Wednesday, April 02, 2008

A month of non-confidence

Today's vote of non-confidence :
Mr. Layton (Toronto—Danforth) : April 02, 2008
"That, in the opinion of the House, the Conservative government's massive corporate tax cuts are destroying any balance between taxes for large profitable corporations and ordinary Canadians; they are stripping the fiscal capacity of the federal government; they are disproportionately benefiting the financial, oil and gas sectors, while leaving others behind, including manufacturing and forestry; and in so doing have failed to invest in those hard-hit sectors and the needs of everyday working Canadians; therefore, this House has lost confidence in the government."

Defeated 198-63, with only the NDP and Bloc Quebecois supporting it.

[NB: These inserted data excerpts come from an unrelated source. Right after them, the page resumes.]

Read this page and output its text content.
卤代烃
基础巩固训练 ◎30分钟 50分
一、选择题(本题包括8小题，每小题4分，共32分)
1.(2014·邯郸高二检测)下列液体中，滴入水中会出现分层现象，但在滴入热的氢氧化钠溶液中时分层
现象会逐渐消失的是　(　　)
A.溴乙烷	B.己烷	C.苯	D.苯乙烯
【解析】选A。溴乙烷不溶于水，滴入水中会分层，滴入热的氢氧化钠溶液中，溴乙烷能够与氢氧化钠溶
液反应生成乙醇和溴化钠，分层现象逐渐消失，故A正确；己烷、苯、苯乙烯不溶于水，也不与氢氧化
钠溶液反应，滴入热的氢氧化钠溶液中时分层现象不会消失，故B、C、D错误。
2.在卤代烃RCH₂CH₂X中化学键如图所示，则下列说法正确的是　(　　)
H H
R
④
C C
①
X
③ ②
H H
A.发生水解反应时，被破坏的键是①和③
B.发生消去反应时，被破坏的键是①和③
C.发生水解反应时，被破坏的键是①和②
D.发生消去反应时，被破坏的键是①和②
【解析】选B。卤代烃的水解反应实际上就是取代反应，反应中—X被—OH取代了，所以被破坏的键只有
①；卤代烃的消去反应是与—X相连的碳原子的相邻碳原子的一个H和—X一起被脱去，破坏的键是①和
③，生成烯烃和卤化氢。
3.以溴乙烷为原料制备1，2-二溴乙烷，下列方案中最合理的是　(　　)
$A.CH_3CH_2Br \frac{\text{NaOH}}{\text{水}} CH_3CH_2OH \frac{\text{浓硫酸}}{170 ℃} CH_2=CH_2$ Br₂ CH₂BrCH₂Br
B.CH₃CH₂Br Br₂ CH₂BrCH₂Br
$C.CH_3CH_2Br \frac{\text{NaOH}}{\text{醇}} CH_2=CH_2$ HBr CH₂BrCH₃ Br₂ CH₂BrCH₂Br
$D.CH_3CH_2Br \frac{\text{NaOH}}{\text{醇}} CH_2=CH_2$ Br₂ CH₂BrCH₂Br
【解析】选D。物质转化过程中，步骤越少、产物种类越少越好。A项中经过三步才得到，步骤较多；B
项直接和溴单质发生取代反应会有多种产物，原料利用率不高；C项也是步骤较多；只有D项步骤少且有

Liberals opposed the motion because they said it reflects an outdated, doctrinaire refusal to recognize that cutting corporate taxes helps make the country more competitive.
During the last election, Dion promised to match and exceed the Cons on cutting corporate taxes.

On March 10 the NDP tabled a non-confidence motion against the Cons for failing to respect international climate agreements and for its refusal to adopt legislation to reduce greenhouse gas emissions. Only 11 Liberals voted for it.
On March 4 the Con's Budget 2008, an automatic confidence vote, passed with 11 Liberals voting and the rest abstaining.

Not to be left out, on March 5 the Liberals tabled a motion of non-confidence of their own -- against the opposition parties - the NDP and the Bloc - presumably for not being sufficiently supportive of the Liberals' support of the Cons.


West End Bob said...

on March 5 the Liberals tabled a motion of non-confidence of their own -- against the opposition parties

Makes perfect sense to me.

Just in case you missed it ;-), the Liberal actions/inaction are very confusing to me . . . .

Anonymous said...

The motions from the NDP are better off defeated. Unless you have some magical wand to wave top prevent big international companies (who incidently keep enough employed to keep our economy moving)from moving away from Canada.

Higher taxes = less advantageous environment = less investment.

Lower coorperate taxes = more investment = more jobs = larger tax base.

Meaning, it is simply idiotic to be the ones with the highest cooperate tax rates on the planet. Middle of the road, or slightly below middle is where we are, and where we should stay.

The other motion concerning Koyoto is idiotic to say the least. Koyoto is useless. Full stop. Add a responsible entity to manage carbon credits, and a responsible entity to manage and report compliance, then I am willing to sign on... Without that, only a bloody moron would think it is a good thing (no shortage of those).